The remote server should choose an [SID](http://www.stack.nl/~jilles/irc/charybdis-oper-guide/configlines.htm) (one digit and two characters which can be digits or letters); these need to be unique across the peer network. (See the bottom of this page for the current list in our peer network.) This SID then goes into the `serverinfo` block of the remote server's `ircd.conf` file.

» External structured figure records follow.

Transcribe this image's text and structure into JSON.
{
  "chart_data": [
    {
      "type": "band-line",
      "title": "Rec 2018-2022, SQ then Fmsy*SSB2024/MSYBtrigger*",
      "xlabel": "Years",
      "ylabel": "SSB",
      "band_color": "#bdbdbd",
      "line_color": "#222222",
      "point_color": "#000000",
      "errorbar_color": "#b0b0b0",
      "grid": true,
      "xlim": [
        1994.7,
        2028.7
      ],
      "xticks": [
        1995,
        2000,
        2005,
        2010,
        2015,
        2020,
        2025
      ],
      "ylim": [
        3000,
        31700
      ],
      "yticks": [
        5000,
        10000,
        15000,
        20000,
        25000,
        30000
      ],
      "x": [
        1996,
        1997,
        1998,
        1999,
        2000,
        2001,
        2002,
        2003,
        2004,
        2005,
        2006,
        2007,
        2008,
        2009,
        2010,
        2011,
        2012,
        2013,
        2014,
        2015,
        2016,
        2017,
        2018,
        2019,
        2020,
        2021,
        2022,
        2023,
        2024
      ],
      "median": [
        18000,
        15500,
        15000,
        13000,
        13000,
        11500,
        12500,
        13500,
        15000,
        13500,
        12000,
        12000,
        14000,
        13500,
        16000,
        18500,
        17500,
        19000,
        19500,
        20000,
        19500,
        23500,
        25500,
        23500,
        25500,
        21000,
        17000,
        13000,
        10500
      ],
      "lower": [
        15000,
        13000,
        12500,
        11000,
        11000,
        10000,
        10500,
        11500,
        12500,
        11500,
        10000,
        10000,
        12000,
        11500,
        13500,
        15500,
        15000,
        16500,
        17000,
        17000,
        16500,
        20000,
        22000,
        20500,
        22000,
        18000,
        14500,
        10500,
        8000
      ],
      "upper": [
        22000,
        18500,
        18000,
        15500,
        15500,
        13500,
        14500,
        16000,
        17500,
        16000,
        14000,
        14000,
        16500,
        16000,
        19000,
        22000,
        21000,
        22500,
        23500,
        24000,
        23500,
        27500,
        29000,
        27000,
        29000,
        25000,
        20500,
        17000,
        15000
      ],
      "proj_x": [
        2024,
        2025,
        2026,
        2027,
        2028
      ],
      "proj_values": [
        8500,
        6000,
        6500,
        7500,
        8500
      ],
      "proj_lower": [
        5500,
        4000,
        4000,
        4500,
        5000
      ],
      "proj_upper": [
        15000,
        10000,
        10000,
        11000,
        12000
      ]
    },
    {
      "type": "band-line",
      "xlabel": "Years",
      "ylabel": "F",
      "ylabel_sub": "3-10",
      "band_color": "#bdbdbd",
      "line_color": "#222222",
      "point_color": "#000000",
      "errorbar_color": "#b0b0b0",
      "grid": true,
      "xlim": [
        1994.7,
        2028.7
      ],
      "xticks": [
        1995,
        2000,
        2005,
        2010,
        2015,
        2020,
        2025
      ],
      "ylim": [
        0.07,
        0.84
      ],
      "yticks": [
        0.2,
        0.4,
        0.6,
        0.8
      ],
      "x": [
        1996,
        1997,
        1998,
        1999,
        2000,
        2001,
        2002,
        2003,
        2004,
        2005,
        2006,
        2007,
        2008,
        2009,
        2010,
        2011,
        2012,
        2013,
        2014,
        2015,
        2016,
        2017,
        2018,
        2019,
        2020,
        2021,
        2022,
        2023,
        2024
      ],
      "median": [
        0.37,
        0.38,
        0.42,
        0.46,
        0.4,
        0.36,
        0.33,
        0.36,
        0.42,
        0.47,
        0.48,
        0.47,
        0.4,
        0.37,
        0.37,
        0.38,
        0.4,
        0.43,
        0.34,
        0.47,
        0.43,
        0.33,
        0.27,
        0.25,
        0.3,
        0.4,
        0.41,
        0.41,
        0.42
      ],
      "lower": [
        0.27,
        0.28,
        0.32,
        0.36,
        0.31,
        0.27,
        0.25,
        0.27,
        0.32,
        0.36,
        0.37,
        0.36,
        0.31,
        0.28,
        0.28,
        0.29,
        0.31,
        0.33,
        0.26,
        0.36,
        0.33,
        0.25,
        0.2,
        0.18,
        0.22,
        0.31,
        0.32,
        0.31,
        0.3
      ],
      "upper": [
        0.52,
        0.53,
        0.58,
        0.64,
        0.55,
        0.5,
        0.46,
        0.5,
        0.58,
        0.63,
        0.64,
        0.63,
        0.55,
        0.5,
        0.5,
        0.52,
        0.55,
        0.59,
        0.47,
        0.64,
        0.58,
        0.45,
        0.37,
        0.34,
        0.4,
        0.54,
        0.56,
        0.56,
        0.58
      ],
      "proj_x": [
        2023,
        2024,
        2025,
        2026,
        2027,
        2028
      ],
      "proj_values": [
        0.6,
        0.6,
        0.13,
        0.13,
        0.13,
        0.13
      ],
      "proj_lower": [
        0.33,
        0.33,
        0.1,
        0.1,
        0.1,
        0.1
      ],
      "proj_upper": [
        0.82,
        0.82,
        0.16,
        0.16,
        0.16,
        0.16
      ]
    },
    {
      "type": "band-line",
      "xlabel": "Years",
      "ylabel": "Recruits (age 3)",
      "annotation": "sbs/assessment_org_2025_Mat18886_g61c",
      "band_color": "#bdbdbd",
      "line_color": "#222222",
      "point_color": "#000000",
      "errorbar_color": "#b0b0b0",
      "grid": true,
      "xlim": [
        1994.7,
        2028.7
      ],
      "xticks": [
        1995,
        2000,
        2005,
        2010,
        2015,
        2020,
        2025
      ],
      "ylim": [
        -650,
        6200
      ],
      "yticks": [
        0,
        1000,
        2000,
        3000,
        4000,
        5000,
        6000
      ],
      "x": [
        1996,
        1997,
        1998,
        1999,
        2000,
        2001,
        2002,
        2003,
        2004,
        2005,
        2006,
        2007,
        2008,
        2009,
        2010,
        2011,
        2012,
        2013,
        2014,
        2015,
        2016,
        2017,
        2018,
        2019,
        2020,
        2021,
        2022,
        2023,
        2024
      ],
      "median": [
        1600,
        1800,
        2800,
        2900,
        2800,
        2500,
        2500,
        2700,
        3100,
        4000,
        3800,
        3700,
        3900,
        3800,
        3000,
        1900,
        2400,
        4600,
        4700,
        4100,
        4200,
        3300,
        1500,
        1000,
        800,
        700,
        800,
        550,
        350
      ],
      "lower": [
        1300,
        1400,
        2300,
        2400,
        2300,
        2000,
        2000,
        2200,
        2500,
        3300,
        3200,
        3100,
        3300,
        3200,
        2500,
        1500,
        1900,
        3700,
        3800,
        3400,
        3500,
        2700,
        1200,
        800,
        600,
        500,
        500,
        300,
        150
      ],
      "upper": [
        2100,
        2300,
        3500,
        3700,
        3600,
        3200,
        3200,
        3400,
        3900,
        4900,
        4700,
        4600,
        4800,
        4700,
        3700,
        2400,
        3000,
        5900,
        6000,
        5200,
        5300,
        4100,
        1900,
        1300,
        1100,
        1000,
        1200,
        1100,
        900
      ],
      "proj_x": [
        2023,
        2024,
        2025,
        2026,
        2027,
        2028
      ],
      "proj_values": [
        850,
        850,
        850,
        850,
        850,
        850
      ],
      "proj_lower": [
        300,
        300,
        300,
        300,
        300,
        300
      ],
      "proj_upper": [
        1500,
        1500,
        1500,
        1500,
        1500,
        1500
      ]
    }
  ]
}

The remote server must either be running a locally-caching DNS server (a la `dnsmasq`) or be using an authoritative DNS server that maps their tilde hostname (e.g., tilde.club) to whatever IP address their clients use to connect to their IRC server, since charybdis and its ancestors are DNS-bound for their resolution of who they are. (For most of the other tilde boxes, they're running a single server combining both shell and IRC services, and their users are connecting to IRC via localhost -- which means that when they peer with us, their local clients appear to be "whatever@127.0.0.1". We want to know the real host that clients are connected to.) So if the remote server is using `dnsmasq`, they need to map 127.0.0.1 to their tilde hostname (e.g., `127.0.0.1 other.tilde.host localhost` in their `/etc/hosts/` file).
Finally, the remote server should be running an identd daemon (a la `oidentd`) on whatever host their clients have shell accounts on -- again, it's usually the same host. And again, this is because IRC is the one service out there that really, really tries to use identd to determine the non-spoofed username of the user connecting to it.
The main tilde.club IRC server needs to allow traffic from the remote server; this means that we need to allow traffic from the specific IP address toport `6697` (SSL connections).
There needs to be [a `connect` section](https://github.com/tildeclub/tilde.club/blob/master/docs/ircserver.md#connect-section) in the `ircd.conf` file for each remote server. See [the documentation for our server setup](https://github.com/tildeclub/tilde.club/blob/master/docs/ircserver.md#connect-section) for full information about how this is configured.
You should have the `/var/log/charybdis/serverinfo` log file enabled, and it's this file that will contain the pertinent information about the success or failure of server connections.